Dr. Hunter Doherty “Patch” Adams clowned around Columbus Wednesday and made a stop at the Ohio Union.
Adams is a physician that dresses as a clown and visits hospitals in hopes of bringing joy to patients.
About 350 people attended Adams’ lecture, “Humor and Health.” He is an activist on changing today’s health care system on a global scale with the Gesundheit Global Outreach, a movement to relieve individuals and communities of sickness, war, poverty and injustice with clowning trips overseas.
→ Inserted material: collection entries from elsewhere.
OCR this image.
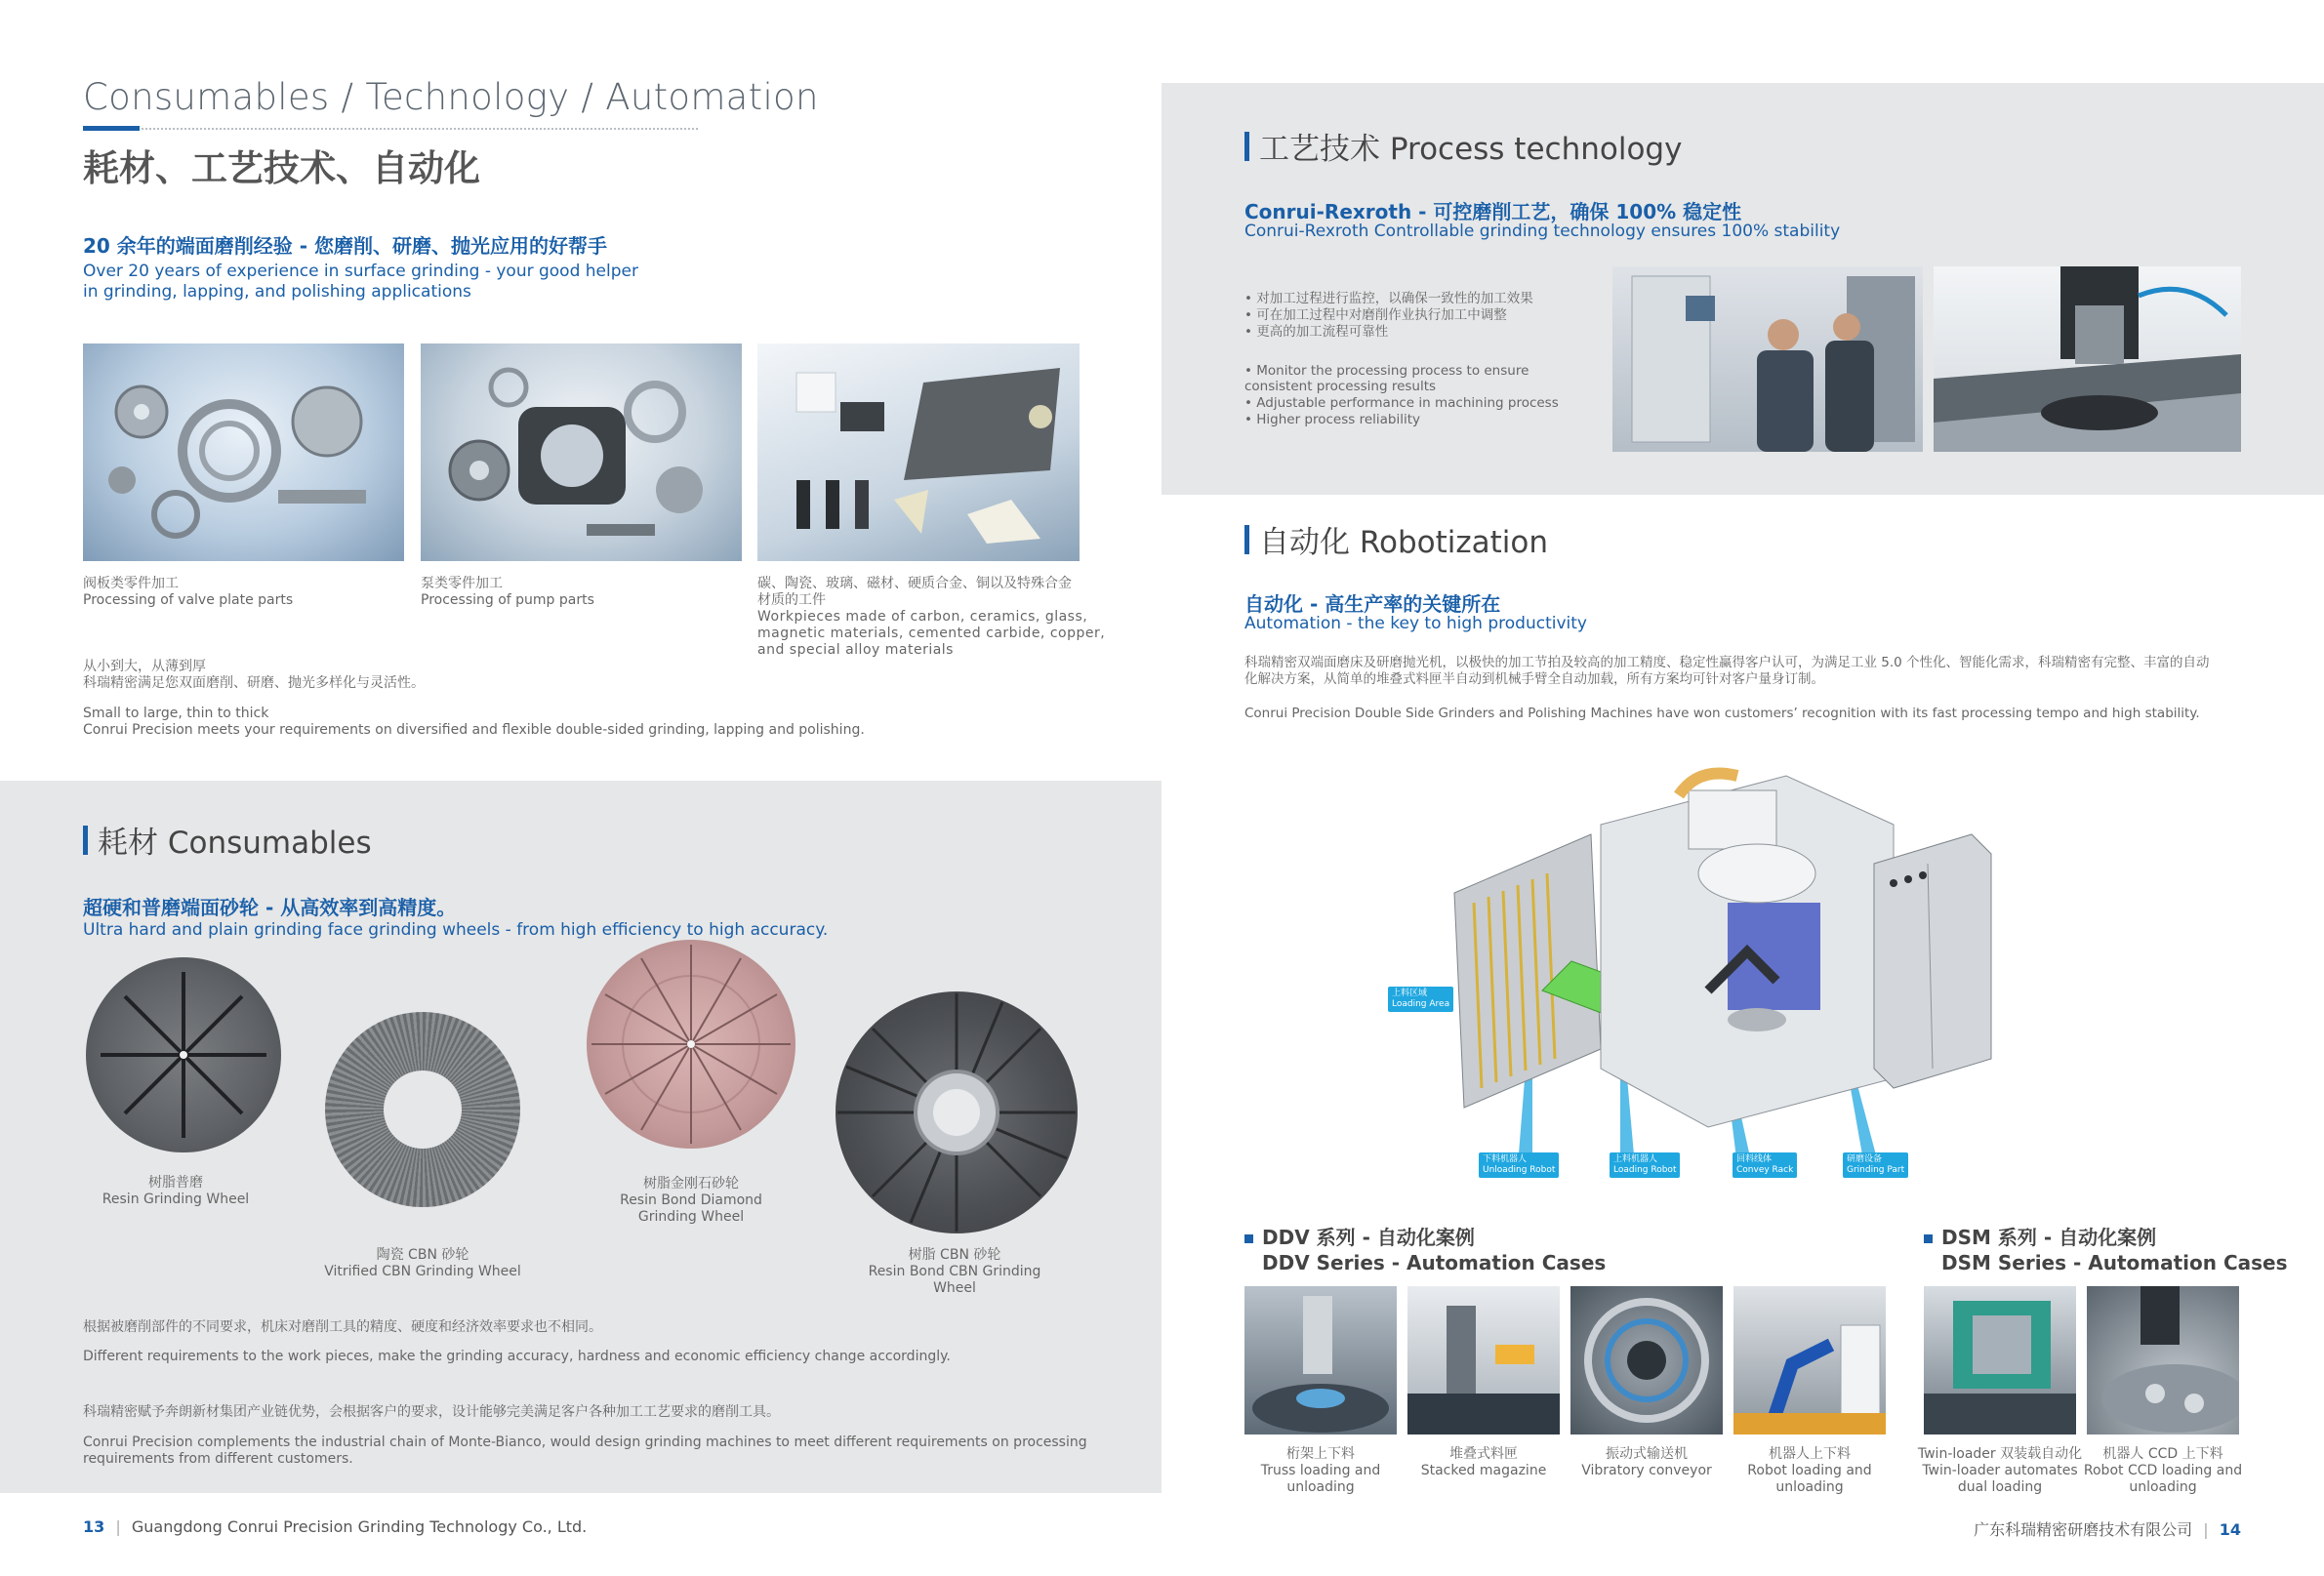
Consumables / Technology / Automation
耗材、工艺技术、自动化
20 余年的端面磨削经验 - 您磨削、研磨、抛光应用的好帮手
Over 20 years of experience in surface grinding - your good helper
in grinding, lapping, and polishing applications
阀板类零件加工
Processing of valve plate parts
泵类零件加工
Processing of pump parts
碳、陶瓷、玻璃、磁材、硬质合金、铜以及特殊合金
材质的工件
Workpieces made of carbon, ceramics, glass,
magnetic materials, cemented carbide, copper,
and special alloy materials
从小到大，从薄到厚
科瑞精密满足您双面磨削、研磨、抛光多样化与灵活性。
Small to large, thin to thick
Conrui Precision meets your requirements on diversified and flexible double-sided grinding, lapping and polishing.
耗材 Consumables
超硬和普磨端面砂轮 - 从高效率到高精度。
Ultra hard and plain grinding face grinding wheels - from high efficiency to high accuracy.
树脂普磨
Resin Grinding Wheel
陶瓷 CBN 砂轮
Vitrified CBN Grinding Wheel
树脂金刚石砂轮
Resin Bond Diamond
Grinding Wheel
树脂 CBN 砂轮
Resin Bond CBN Grinding
Wheel
根据被磨削部件的不同要求，机床对磨削工具的精度、硬度和经济效率要求也不相同。
Different requirements to the work pieces, make the grinding accuracy, hardness and economic efficiency change accordingly.
科瑞精密赋予奔朗新材集团产业链优势，会根据客户的要求，设计能够完美满足客户各种加工工艺要求的磨削工具。
Conrui Precision complements the industrial chain of Monte-Bianco, would design grinding machines to meet different requirements on processing
requirements from different customers.
13 | Guangdong Conrui Precision Grinding Technology Co., Ltd.
工艺技术 Process technology
Conrui-Rexroth - 可控磨削工艺，确保 100% 稳定性
Conrui-Rexroth Controllable grinding technology ensures 100% stability
• 对加工过程进行监控，以确保一致性的加工效果
• 可在加工过程中对磨削作业执行加工中调整
• 更高的加工流程可靠性
• Monitor the processing process to ensure
consistent processing results
• Adjustable performance in machining process
• Higher process reliability
自动化 Robotization
自动化 - 高生产率的关键所在
Automation - the key to high productivity
科瑞精密双端面磨床及研磨抛光机，以极快的加工节拍及较高的加工精度、稳定性赢得客户认可，为满足工业 5.0 个性化、智能化需求，科瑞精密有完整、丰富的自动
化解决方案，从简单的堆叠式料匣半自动到机械手臂全自动加载，所有方案均可针对客户量身订制。
Conrui Precision Double Side Grinders and Polishing Machines have won customers’ recognition with its fast processing tempo and high stability.
上料区域
Loading Area
下料机器人
Unloading Robot
上料机器人
Loading Robot
回料线体
Convey Rack
研磨设备
Grinding Part
DDV 系列 - 自动化案例
DDV Series - Automation Cases
桁架上下料
Truss loading and
unloading
堆叠式料匣
Stacked magazine
振动式输送机
Vibratory conveyor
机器人上下料
Robot loading and
unloading
DSM 系列 - 自动化案例
DSM Series - Automation Cases
Twin-loader 双装载自动化
Twin-loader automates
dual loading
机器人 CCD 上下料
Robot CCD loading and
unloading
广东科瑞精密研磨技术有限公司 | 14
During his speech, Adams showed off his “toys” used to make patients laugh, including fake “dog doo,” a Whoopee Cushion, cheek spreaders, rotten dentures, fake snot and what he calls “the world’s largest pair of underpants.”
Six OSU medical students and four pharmacy students visited Nationwide Children’s Hospital with Adams from 3 p.m. to 5 p.m. Wednesday.
Adams said in an interview with The Lantern that the visit was full of “hundreds of little enchanting moments.”
Jason Reid, a second-year in medicine, said Adams gave attention to everyone at the hospital during his visit.
“He would hug the nurse or play a joke with the parents, would give the cleaning men a big hug,” Reid said. “It was about improving the whole hospital experience for patients and staff.”
Keith Rosenberg, a second-year in medicine, traveled to Nationwide Children’s with the group. Rosenberg is a founder of “Clowning in Columbus,” a group of OSU medical students that visits hospitals and senior centers dressed as clowns.
Funding from BuckeyeThon, a student organization that hosts an annual 14-hour dance marathon in collaboration with Nationwide Children’s, enabled OUAB to schedule the visit to Nationwide Children’s, said Katie Krajny, OUAB staff advisor.
Adams was hospitalized three times at the age of 18 after attempted suicides. During the third hospitalization, he realized he needed to make a “revolution for love,” and made two decisions: to serve humanity through medicine and to be happy all the time.
“I decided to be a radiantly, disgustingly happy person,” Adams said.
Patch attended medical school without an undergraduate degree at the Virginia Commonwealth University. Upon graduating in 1971, he and 20 friends, plus their children, opened up a free health care facility in Richmond, Va. It operated 24 hours a day and seven days a week with five to 50 guests each night.
The idea was to have a free hospital that had nothing to do with health insurance, Adams said. He also said it was important to spend time with the patients.
The hospital, Gesundheit! Institute, was the first non-profit hospital to provide free health care in the United States, Patch said.
“He has a remarkable capacity to spend time with people,” said Sarah Bradford, second-year medical student.